Just “retarded” would have provoked Patrick, but the addition of mildly mentally knocked him off balance with its sincere curiosity, as if concern were being offered along with a rebuke. “No,” Patrick said, already cursing himself for having answered.
“How old are you?” the dépanneur owner asked. The lady a
t the cash sat motionless, letting him go to work. She looked like she had seen this show before and didn’t mind it at all.
“What?”
“You are too young for beer.”
“That’s none of your business.”
“It is my business, indeed. Let’s see your ID.”
Patrick was on his way out when the dep owner said this, but he turned back.
“You can’t card me if you’re not selling me beer.”
“It’s my store.”
“This isn’t fucking Pakistan or wherever.”
The dep owner pointed to bags of rice. “It’s Spanish you see all around you. We are not from Pakistan, you idiot.”
“Fuck you.”
“Good night.”
When Patrick returned later it was with a spray can and plans to redecorate for the new Pakistani grocer. He found the back of the store in the lane and felt the exhilaration that the young and angry and slightly drunk know so well, a buzz amplified by shaking a spray can, that infectious rattle tocking away as a wall is sized up and claimed. Then came the hiss of the spray and any tagger will tell you that that alone is a trip, a serpent muse calling out, even if it isn’t art, just profanity dripping down a wall. It was better than art; it was you imposing yourself on a white wall. Sovereignty and revenge in one vaguely creative act.

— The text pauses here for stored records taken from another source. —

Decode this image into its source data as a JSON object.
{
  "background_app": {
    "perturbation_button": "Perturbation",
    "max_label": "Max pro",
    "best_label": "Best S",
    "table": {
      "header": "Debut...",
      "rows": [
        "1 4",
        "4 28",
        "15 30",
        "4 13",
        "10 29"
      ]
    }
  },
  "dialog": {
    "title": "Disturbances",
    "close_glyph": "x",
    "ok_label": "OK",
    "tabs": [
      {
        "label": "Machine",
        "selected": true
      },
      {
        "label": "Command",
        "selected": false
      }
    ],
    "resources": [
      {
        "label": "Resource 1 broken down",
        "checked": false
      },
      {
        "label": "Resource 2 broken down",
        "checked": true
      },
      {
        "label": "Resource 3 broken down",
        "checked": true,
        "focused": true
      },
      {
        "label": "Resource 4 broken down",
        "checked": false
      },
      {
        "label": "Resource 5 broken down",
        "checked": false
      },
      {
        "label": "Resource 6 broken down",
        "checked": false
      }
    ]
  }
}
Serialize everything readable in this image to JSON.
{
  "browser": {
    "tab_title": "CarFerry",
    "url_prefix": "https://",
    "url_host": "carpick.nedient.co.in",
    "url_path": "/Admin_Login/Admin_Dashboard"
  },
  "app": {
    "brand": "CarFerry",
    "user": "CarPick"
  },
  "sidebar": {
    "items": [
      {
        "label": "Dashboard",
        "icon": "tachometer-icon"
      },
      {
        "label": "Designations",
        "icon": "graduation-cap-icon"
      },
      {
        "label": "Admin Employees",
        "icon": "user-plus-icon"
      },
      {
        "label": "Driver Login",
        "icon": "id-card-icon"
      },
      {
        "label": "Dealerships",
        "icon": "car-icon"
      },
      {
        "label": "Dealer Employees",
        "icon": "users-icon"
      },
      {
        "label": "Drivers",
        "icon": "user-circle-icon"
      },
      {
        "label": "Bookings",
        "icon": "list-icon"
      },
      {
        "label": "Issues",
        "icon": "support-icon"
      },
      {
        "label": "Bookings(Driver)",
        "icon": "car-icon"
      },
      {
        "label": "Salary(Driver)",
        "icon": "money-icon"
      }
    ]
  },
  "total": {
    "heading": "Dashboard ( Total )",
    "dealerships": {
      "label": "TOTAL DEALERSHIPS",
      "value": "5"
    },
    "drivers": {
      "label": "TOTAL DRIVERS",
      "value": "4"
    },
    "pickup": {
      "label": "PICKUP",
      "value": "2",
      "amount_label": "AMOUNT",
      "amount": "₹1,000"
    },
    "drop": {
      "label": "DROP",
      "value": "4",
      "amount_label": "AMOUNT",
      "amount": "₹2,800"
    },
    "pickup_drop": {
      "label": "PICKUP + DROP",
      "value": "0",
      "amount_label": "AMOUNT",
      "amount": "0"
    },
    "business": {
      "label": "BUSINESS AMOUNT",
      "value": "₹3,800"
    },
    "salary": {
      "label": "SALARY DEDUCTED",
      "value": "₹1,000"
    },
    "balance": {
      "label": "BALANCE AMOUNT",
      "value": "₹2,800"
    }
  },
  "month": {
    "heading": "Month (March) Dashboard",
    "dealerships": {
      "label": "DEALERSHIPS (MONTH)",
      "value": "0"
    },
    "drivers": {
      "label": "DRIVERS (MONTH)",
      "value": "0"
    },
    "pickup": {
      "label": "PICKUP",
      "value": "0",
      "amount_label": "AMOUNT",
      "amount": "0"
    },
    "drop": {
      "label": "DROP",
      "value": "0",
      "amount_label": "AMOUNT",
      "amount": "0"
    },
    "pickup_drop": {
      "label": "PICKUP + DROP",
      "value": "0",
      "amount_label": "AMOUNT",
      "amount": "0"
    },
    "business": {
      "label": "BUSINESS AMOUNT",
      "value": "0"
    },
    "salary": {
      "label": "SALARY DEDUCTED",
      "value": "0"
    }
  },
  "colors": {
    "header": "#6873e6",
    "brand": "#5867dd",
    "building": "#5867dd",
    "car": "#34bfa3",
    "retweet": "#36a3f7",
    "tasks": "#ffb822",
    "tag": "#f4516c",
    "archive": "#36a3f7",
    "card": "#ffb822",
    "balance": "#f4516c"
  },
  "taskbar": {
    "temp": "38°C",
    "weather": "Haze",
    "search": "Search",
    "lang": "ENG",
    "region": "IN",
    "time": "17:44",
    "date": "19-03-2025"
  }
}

Patrick’s bliss was halted by the sudden thud of a hand clamping onto his right shoulder while another slapped his forearm, knocking the spray can to the ground. He spun away and ran, hearing footsteps pounding down the back lane behind him. It was likely the owner of the dep, making Patrick think he was home free since a city block was all anybody over forty was good for. But five strides later, he had the sick feeling that his pursuer was gaining. At the end of the lane near the corner, Patrick felt a hand on his jacket, this time pushing him forward. He flailed and lost his balance, lurching into some bags of trash but finding enough concrete to take some skin off his forearms. The man hauled Patrick out of the garbage and he braced for a fight but found he was too tired and embarrassed to take a swing at anyone. They both just stood there, bent over, unable to speak. In the light of the streetlamps Patrick saw the man shake and sweat and try to catch his breath and for a moment he thought about bolting again, but the dépanneur owner was a big guy and angry as hell and even though he was breathing hard he had already run Patrick down once and could probably do it again. He looked at Patrick and muttered, “I should call the cops” over and over between breaths until Patrick finally said, “So call the fucking cops,” but the guy was already marching him around the corner, which was freaking Patrick out, thinking he was in for some rough justice right there on Monkland. He was relieved when the guy only grabbed his wallet. He assumed the man would take whatever money he had–which wasn’t much–and call it even. But the man he would come to know as Hernan García just stood there, keeping Patrick collared on the sidewalk and going through his wallet. A couple of good citizens passed them and said nothing. And while it was now, all these years later, painfully clear to Patrick why Hernan had wanted to avoid contact with police at all costs, his decision that night to deal with the matter himself–perpetrator in hand, past midnight–seemed far more ominous than a brush with the law.